Pada 2020, BPS juga mencatat angka buta huruf di Papua pada usia 15 tahun ke atas mencapai 22,10 persen, turun dari 25,54 persen pada 2003. Penurunan itu tak sebanding dengan kondisi rerata nasional yang turun dari 10,21 persen hingga ke 4,00 persen dalam periode yang sama. 

Menilik angka partisipasi murni (APM) sekolah dasar, pada 2020 hanya Papua sendirian yang di bawah 90 persen dengan angka 79,34 persen, jauh di bawah rerata nasional sebesar 97,69 persen. Angka itu turun dari 83,86 persen pada 2003 sementara rerata nasional mengalami peningkatan dari 92,55 persen pada tahun yang sama.

Untuk APM pada SMP dan setingkat, di Papua 47,81 persen pada 2003 dibandingkan 63,49 persen rerata nasional. Saat rerata nasional berhasil naik hampir 20 persen menjadi 80,12 persen, AMP tingkat SMP di Papua hanya naik sepuluh persen jadi 57,95 persen. Serupa juga di tingkat SMA, AMP Papua naik 14 persen dari 30,11 persen pada 2003 menjadi 44,31 persen sementara rerata nasional naik 20 persen dari 40,56 persen ke 60,67 persen.

Sementara dalam laporan Indeks Pembangunan Kesehatan Masyarakat (IPKM) yang dilansir Kementerian Kesehatan pada 2019 lalu, Papua dan Papua Barat masih nomor buncit. Pada 2018, Papua mencatat IPKM 0,4888 poin sementara Papua Barat mencatat angka 0,5491. Angka itu lebih rendah dari capaian nasional sebesar 0,6087. Kenaikan poin di Papua dan Papua Barat sepanjang lima tahun sejak 2013 juga lebih rendah dari kenaikan nasional.

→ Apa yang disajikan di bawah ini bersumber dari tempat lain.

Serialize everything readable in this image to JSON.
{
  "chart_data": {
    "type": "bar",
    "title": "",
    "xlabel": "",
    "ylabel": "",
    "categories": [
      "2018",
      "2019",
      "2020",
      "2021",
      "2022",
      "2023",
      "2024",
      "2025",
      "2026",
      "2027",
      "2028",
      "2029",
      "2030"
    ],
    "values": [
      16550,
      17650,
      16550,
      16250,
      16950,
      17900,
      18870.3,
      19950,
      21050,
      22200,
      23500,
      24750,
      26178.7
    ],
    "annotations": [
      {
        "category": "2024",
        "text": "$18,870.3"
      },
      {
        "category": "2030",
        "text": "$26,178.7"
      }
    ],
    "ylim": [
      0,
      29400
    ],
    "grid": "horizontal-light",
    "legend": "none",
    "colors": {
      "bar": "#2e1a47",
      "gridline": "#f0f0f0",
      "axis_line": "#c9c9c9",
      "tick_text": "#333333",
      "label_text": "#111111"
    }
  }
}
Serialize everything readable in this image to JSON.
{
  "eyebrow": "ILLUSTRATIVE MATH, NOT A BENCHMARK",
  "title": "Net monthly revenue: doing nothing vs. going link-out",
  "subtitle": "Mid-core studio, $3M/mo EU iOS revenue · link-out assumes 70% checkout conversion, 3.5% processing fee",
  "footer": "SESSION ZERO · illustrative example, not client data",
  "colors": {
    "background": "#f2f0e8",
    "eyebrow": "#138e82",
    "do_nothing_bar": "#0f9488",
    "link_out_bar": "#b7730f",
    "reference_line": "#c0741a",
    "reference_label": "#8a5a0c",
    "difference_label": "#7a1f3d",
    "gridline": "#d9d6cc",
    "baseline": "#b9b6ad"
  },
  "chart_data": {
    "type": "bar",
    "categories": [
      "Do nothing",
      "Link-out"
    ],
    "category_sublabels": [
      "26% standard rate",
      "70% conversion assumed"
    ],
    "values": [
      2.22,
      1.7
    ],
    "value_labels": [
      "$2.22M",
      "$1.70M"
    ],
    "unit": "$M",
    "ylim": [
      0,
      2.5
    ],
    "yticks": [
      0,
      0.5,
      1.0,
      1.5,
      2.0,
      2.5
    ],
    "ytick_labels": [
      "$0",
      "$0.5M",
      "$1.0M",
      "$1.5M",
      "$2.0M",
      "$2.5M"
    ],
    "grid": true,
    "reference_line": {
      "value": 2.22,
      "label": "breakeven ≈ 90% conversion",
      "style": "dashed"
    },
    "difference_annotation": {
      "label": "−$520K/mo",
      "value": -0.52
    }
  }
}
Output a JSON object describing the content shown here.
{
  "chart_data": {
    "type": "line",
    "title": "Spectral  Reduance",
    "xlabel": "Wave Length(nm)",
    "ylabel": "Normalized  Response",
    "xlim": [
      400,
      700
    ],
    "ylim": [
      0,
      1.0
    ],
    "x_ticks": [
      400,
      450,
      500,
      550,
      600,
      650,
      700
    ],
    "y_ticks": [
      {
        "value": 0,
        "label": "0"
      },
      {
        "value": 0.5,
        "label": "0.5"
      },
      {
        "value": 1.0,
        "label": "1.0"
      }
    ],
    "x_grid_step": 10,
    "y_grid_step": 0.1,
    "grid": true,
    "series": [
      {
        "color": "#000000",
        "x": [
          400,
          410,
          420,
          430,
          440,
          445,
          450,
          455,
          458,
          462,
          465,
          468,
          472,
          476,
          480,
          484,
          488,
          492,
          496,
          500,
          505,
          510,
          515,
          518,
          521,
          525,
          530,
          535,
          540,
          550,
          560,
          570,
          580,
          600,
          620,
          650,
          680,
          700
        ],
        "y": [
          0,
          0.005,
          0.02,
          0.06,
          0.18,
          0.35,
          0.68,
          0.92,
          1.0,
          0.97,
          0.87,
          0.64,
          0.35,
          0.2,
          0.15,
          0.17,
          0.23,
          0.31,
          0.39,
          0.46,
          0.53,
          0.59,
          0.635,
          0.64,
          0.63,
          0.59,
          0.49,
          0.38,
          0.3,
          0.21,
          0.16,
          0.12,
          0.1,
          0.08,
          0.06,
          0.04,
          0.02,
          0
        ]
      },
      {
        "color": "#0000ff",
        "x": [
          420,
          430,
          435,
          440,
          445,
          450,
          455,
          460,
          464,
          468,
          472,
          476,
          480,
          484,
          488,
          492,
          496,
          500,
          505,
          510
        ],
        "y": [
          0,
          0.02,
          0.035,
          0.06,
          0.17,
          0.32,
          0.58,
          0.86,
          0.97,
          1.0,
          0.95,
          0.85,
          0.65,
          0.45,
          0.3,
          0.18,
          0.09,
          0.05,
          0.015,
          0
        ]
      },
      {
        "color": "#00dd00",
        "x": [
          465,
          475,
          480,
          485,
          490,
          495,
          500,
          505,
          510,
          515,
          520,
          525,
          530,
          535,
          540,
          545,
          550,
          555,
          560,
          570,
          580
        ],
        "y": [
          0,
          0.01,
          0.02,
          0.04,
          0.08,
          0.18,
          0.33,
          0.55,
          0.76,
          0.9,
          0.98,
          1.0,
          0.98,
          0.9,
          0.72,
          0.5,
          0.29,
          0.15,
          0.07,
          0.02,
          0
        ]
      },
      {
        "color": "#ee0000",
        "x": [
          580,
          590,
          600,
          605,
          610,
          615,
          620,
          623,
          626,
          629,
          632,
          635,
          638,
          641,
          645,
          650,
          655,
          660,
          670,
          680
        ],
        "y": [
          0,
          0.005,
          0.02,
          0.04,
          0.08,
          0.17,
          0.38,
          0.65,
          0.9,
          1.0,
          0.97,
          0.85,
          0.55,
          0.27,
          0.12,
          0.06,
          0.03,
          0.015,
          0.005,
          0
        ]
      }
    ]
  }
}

Seorang ibu menemani putrinya yang tengah dirawat akibat menderita sakit akibat gizi buruk di Agats, Asmat, Papua, 2018 lalu. - (Agung Rajasa/Antara via Reuters)

 

IPKM dihitung berdasarkan sejumlah indikasi. Salah satu penilaiannya datang dari Sub Indeks Pelayanan Kesehatan. Dalam hal ini, Papua dan Papua Barat juga di posisi paling bawah sejak awal penghitungan dengan metode baru pada 2010. 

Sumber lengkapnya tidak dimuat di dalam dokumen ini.